Si vous êtes plus à l'aise avec les notions concrètes, je peux vous proposer mon pied dans les noix !
Kaamelott, c’est sans doute à ce jour l'une des meilleures séries françaises. Maîtrisée de A à Z par son créateur, Alexandre Astier, Kaamelott est un projet qui n’a jamais cessé de se développer, qui ne s’est jamais reposé sur ses lauriers, qui a pris des risques. Là où certains auraient continué à fournir des pastilles de trois minutes jusqu’à l’essorage complet du concept, Alexandre Astier a osé changer sa recette en cours de route, quitte à perdre des fans pendant l’opération. Comportant moins de moments drôles mais proposant en contrepartie beaucoup plus de scènes absolument bouleversantes d’émotions, les saisons 5 et 6 restent des réussites malgré quelques errements peu préjudiciables à la qualité de l’ensemble.
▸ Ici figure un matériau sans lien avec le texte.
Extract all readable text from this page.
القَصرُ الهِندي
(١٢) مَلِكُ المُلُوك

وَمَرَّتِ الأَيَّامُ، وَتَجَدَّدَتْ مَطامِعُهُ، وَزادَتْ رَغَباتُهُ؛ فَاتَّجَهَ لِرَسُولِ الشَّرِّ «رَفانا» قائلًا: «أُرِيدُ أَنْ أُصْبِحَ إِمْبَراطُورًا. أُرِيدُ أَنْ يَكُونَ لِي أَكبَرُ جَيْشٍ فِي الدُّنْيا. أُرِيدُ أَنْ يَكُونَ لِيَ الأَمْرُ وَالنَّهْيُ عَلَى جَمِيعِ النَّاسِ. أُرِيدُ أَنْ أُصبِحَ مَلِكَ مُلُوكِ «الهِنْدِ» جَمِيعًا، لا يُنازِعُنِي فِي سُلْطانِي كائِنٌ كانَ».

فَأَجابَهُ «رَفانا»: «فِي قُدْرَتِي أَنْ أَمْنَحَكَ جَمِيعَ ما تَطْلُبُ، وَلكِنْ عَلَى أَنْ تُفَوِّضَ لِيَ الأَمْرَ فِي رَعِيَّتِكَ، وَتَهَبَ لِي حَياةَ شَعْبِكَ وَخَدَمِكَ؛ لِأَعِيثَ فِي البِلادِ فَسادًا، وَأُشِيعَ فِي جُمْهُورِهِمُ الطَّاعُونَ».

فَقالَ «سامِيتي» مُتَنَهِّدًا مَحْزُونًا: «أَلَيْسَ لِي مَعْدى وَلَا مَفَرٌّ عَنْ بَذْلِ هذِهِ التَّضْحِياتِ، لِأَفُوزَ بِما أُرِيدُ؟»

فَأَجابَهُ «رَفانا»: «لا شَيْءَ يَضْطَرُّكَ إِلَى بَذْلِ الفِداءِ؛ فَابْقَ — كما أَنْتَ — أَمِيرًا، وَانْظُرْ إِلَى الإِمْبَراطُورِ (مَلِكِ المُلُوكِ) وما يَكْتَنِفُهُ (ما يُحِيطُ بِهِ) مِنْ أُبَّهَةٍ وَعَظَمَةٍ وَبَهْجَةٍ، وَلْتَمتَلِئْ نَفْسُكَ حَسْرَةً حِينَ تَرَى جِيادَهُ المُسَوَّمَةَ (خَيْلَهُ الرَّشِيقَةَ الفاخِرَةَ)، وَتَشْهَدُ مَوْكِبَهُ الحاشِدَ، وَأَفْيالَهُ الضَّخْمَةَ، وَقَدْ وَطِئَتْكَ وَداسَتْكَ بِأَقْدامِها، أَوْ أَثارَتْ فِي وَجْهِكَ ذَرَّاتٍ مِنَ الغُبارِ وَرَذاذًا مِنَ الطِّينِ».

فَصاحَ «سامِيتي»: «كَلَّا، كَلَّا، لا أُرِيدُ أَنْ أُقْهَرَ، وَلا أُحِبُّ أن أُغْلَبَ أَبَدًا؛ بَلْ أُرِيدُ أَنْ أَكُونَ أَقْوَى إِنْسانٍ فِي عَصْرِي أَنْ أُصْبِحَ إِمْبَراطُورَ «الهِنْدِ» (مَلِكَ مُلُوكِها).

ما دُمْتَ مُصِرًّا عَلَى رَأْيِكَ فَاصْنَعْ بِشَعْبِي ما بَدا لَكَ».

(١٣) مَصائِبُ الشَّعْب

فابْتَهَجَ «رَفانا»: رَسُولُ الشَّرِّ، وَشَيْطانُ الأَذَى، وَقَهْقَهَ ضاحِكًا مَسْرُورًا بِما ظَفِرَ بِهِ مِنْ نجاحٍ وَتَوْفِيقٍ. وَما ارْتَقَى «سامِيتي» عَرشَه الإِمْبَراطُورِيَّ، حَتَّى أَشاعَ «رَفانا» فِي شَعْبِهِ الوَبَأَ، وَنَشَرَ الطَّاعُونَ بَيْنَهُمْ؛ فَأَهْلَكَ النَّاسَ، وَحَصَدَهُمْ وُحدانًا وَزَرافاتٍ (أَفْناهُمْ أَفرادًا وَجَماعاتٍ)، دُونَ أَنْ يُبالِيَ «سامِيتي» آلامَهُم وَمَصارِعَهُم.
Avec ses dialogues cultes frôlant en permanence la perfection, ses acteurs époustouflants de justesse, ses thématiques bien plus profondes qu’il n’y parait, Kaamelott s’impose comme une œuvre intelligente, complète, drôle et émouvante qui ne prend jamais le téléspectateur pour un idiot. On pourrait pester sur le fait que la série ne suit pas le mythe du roi Arthur à la lettre (non, Excalibur n’a jamais été l’épée plantée dans la roche contrairement à la croyance populaire, elle fut donnée à Arthur par la Dame du Lac en personne) ou dire que la saison 5 a un petit souci de rythme, mais le travail d’adaptation reste réussi et ce serait vraiment chercher la petite bête. Cette série devrait tout simplement être remboursée par la sécu tellement elle donne le sourire.